Figure 7—figure supplement 1. Schematics of bAP amplitude and peak calcium conductance throughout NEURON compartment models.

Figure 7—figure supplement 1.

(A) Schematic of two neurons modeled in NEURON. The color of each segment indicates the peak voltage reached during a back-propagating AP. (B) Same as above but with color indicating peak calcium conductance during a back-propagating AP.
Figure 7—figure supplement 2. Branch differences are normalized by blocking A-Type potassium channels or cutting dendrites.

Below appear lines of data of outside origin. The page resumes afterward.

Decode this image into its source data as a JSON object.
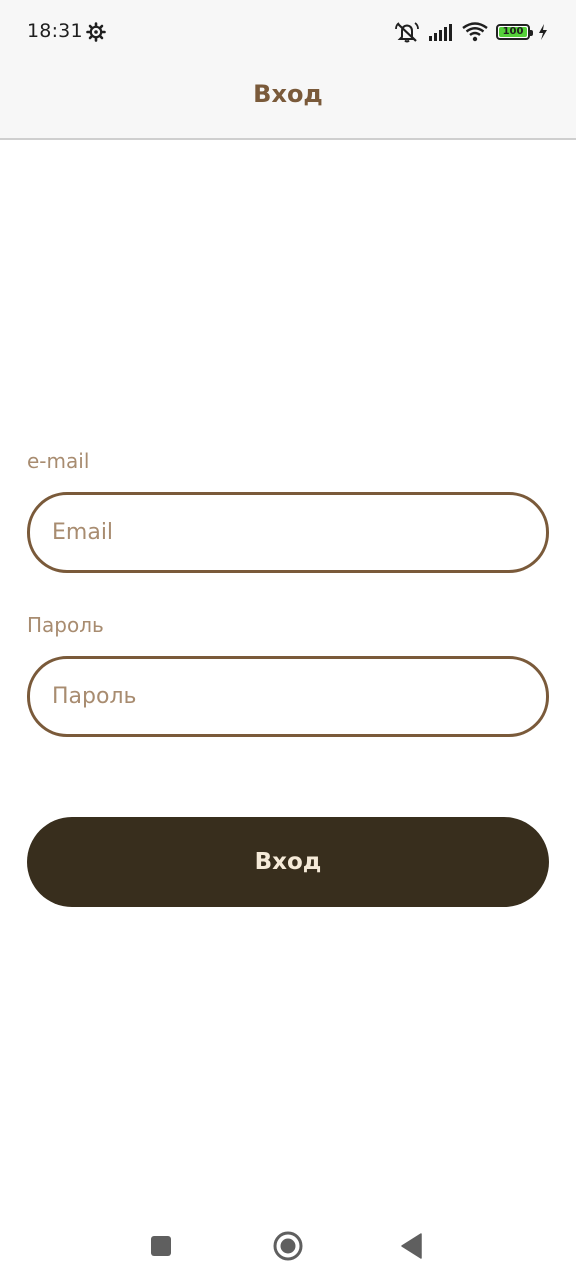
{
  "status_bar": {
    "time": "18:31",
    "battery_level": "100",
    "icons": [
      "settings-icon",
      "mute-icon",
      "signal-icon",
      "wifi-icon",
      "battery-icon",
      "charging-icon"
    ],
    "battery_color": "#55d13a"
  },
  "app_bar": {
    "title": "Вход"
  },
  "form": {
    "email_label": "e-mail",
    "email_placeholder": "Email",
    "email_value": "",
    "password_label": "Пароль",
    "password_placeholder": "Пароль",
    "password_value": "",
    "submit_label": "Вход"
  },
  "nav_bar": {
    "icons": [
      "recents-square-icon",
      "home-circle-icon",
      "back-triangle-icon"
    ]
  },
  "colors": {
    "accent": "#7a5a3a",
    "label": "#a88c70",
    "button_bg": "#382e1d",
    "button_text": "#f5ead8"
  }
}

Figure 7—figure supplement 2.

(A) Dendritic voltage recordings of bAPs from high (black) and low (blue/green) ΔCaAP sites in panel A in NEURON in a control cell (left) or with A-Type potassium channels removed (right). We removed A-Type potassium channels to simulate the application of 4-AP. (B) Calcium conductances recorded from high (black) and low (blue/green) ΔCaAP sites in panel A evoked by a back-propagating bAP in NEURON in a control cell (left) or with A-Type potassium channels removed (right). (C) Comparison of peak bAP voltage for each high/low ΔCaAP pair recorded in NEURON from same sites as experimental recordings, for control cells and with simulated 4-AP application (N = 12). (D) Comparison of peak calcium conductance during bAP for each high/low ΔCaAP site pair, as in panel C. (E) Same as in Figure 7G, but with cut dendrites. Left: a synaptic conductance was injected into each site and the local EPSP was recorded in NEURON compartment models with cut dendrites. Middle: dendritic EPSPs recorded in high (black) and low (maroon) ΔCaAP dendritic sites. Right: comparison of dendritic EPSP amplitudes recorded in each high/low ΔCaAP pair. Dendritic EPSP amplitude was not different between high and low ΔCaAP sites after simulated cutting (U-Test, U = 161, z = 0.61, p = 0.54). (F) Same as in Figure 7H, but with cut dendrites. Synaptic conductance injected into dendrite and recorded in the soma. Somatic EPSP amplitude was not different between high and low ΔCaAP sites after simulated cutting (U-Test, U = 157, z = 0.38, p = 71).